И Крымов в желтом освещении кабинета увидел вблизи руку сына, большую, юношески неуклюжую, но чем-то до безысходности напоминающую вроде бы приснившуюся другую руку, отца Крымова, когда тот приехал домой в туманное, пропахшее паровозным углем февральское утро, руку, гладящую по плечу счастливую мать, а теперь вот мнущую этот модный нейлоновый халатик, и, пораженный силой дедовских генов, испытывая нечастое любопытство к Валентину, отдалившемуся от всех в доме «скорпионистостью» упрямства, проговорил вполголоса:
— Спасибо, сын. Ты прав. А вот как у тебя? Скажи по-мужски: правильно ли ты сделал выбор? Не расстанетесь ли вы через год, когда ничего общего у вас не окажется?

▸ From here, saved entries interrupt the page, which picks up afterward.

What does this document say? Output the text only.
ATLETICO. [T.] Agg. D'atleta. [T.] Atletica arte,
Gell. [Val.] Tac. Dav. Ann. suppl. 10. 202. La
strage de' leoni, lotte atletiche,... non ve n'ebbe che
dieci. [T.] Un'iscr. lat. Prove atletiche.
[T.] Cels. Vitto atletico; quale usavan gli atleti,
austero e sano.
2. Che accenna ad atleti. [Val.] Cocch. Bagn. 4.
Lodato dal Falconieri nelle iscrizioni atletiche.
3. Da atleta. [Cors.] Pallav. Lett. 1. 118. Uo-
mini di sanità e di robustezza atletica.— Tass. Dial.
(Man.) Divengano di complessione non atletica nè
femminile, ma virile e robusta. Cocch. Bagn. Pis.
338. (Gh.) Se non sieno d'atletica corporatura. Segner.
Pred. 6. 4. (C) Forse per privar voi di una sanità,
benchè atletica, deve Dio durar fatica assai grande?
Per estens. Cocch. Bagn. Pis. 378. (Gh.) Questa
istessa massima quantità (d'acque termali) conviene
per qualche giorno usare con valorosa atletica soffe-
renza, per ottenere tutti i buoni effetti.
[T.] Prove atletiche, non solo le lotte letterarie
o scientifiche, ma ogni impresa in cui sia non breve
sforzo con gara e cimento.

— Разве в этом сейчас дело, отец?.. Ну что ж, я пошел. До свидания, прости, если я…
— Насчет прости — лишнее, пожалуй. Мало кто знает, кто и кого должен прощать… И за что и почему.
— Согласен — господствует случай.
Валентин натянуто кивнул отцу, прощаясь (поцеловать не решился), и пошел к двери, как-то угловато, подчиненно неся халатик и босоножки, и узкими плечами, походкой своей, потертыми джинсами, весь родной и чужой, вдруг корябнул жалостью в душе Крымова. «Я не знаю своего родного сына. Да имею ли я право ему советовать?»
И опять погружаясь в пустой кинозал одиночества, он увидел сверху долину, солнечный туман садов, виноградников, черепичные крыши городка, и тянуло весенним теплом из утренней долины, сладковато-легким воздухом… «А где это было? В сорок пятом году в Австрии?»
Потом послышались голоса из сада, и он с неохотой встал, вышел на балкон. Солнце склонялось к закату, за сосны, везде в саду покой, сонная лень, все пахуче, истомлено, смолкли разморенные за день птицы, протянулись тени на траве под яблонями. И в этом летнем, неподвижном затишье перед прохладой и сумерками стоял у калитки, едва видимой в зарослях сирени, Валентин, держа ловкий саквояжик, должно быть принадлежащий невесте. А она, стройно переступая тонкими ногами, вся выпрямленная, приближалась к нему по дорожке в сопровождении Ольги, слушая ее, и откидывала со щек длинные кофейные волосы.
— Пока, отец! — крикнул Валентин, небрежно помахал своей крупной рукой («рука деда»), и тотчас оглянулась Людмила, мигом обрадовалась остроносеньким личиком, тоже помахала в сторону балкона, забыв про Ольгу, взглянувшую на мансарду тревожно.
«Ольга не приняла ее. Она испугана, расстроена решением Валентина», — подумал Крымов и почему-то сравнил миниатюрно-игрушечную Людмилу с подтянутой, вышколенной аскетизмом йогов, еще молодой фигурой Ольги, старше невесты в два раза, с ее подчеркнуто аккуратной прической, какую она носила всегда. И сравнив, почувствовал, как остро вгрызается в душу жалость к Ольге, к Людмиле, к Валентину, что было и несколько минут назад, когда сын уходил из кабинета; жалость, смешанная с любовью, с опасением, похожая на тоску, на вину перед ними всеми за то, что никто не знал ни самого себя, ни друг друга.